I read across more than ten different books when I’m researching each card. I really like the book by Vicki Noble that expands upon her Motherpeace deck by Vicki Noble. It’s a very second-wave feminist approach to the cards, reclaiming the idea of the divine feminine and reaching back into this sort of mythic, prehistorical time. So I read that, and then I read Crowley, right, and he’s coming from a very different perspective. I like lining up disparate perspectives on the cards as I work through the newsletter.

There’s this tremendous fluidity of how we respond to these images, and how that changes culturally, how that changes historically, and how it changes from person to person. I find all of that a very rich territory; an imaginal, improvisational space, which is where things get interesting.

What can tarot teach us about the creative process?

I’ve been thinking recently about what is happening in a tarot reading — here are images that have fragments of narrative attached to them, while the order in which they appear, or which elements come forward, is left up to chance operation. As a reader, you have an audience of one, and it’s a performance of telling a story that is both improvisational, but also meaningfully connected to the images and somehow finding a new story that connects with the audience. I’m interested in how the cards provide the conditions for a kind of exchange.

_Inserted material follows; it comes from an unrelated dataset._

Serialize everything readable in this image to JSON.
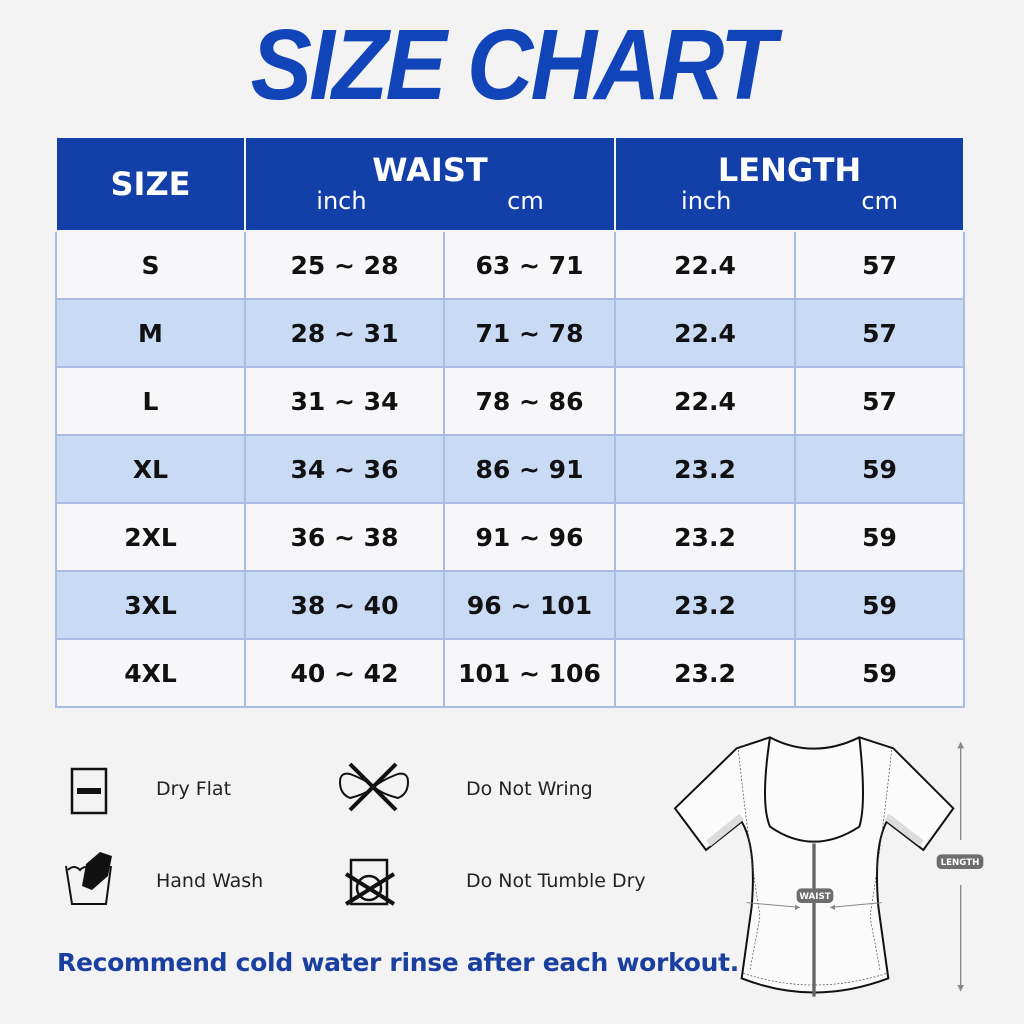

These are all things that I bring to the way that I approach my writing. I have things I want to explore but I don’t like knowing where I’m going. Or sometimes I know where I essentially want to land, but I don’t know how to get there. I’ve never been really comfortable with the idea of executing a blueprint.

Do you have any cards that are resonating with you right now?

I pulled the Queen of Swords last night. That’s a card that has meant different things to me at different points in my life. I was wondering when it could come up. I’m going card by card and now I only have 15 cards left. It’s kind of like being alone in a room with 15 people you were going to see at some point, but you didn’t know when and now you don’t know who’s going to walk up to you next.

I did a reading earlier today, where the Ace of Cups came up, and that’s a card where I just immediately feel good. I feel fed and held. A part of my personality is always pivoted towards trying to find the path to healing. I do that in my writing in some ways, as much as I love to or need to go into dark, and difficult places, my nature is to try to pivot toward an opening or a sense of lightness. The Ace of Cups feels like a visual representation of that, like washing wounds, a spring bubbling up from the ground, a bottomless well. It’s not attached to a particular outcome. It’s not about “you’re successful, you won.” It’s about feeling so full of love that you can be generous with it.

Where can our readers support your work?

I have three books — two books of poetry and a memoir — that are out in the world.

I already mentioned my newsletter, it’s on Substack and is called If it’s Alive, Feed it; it is currently the vehicle through which I’ve been writing in response to the tarot cards. It’s free so it’s easy to subscribe to.

I’m teaching a workshop called Tarot and the Art of Receiving the Strange right now, and I intend to make an online version of it available in the future.

I’m working on my first art show, which will be at Wychwood Barns Gallery here in Toronto on December 16/17: I’ve been making prints in conversation with these lists that my mother made when she was initially diagnosed with dementia. She combined denial and bargaining in response to that diagnosis and was trying to memorize a list of 150 animal names to prove that she didn’t have dementia. I wrote about them in my memoir about my mother, but they weren’t done with me. I’ll also be reading from An Alphabet for Joanna that night for the first time in public since the book was published.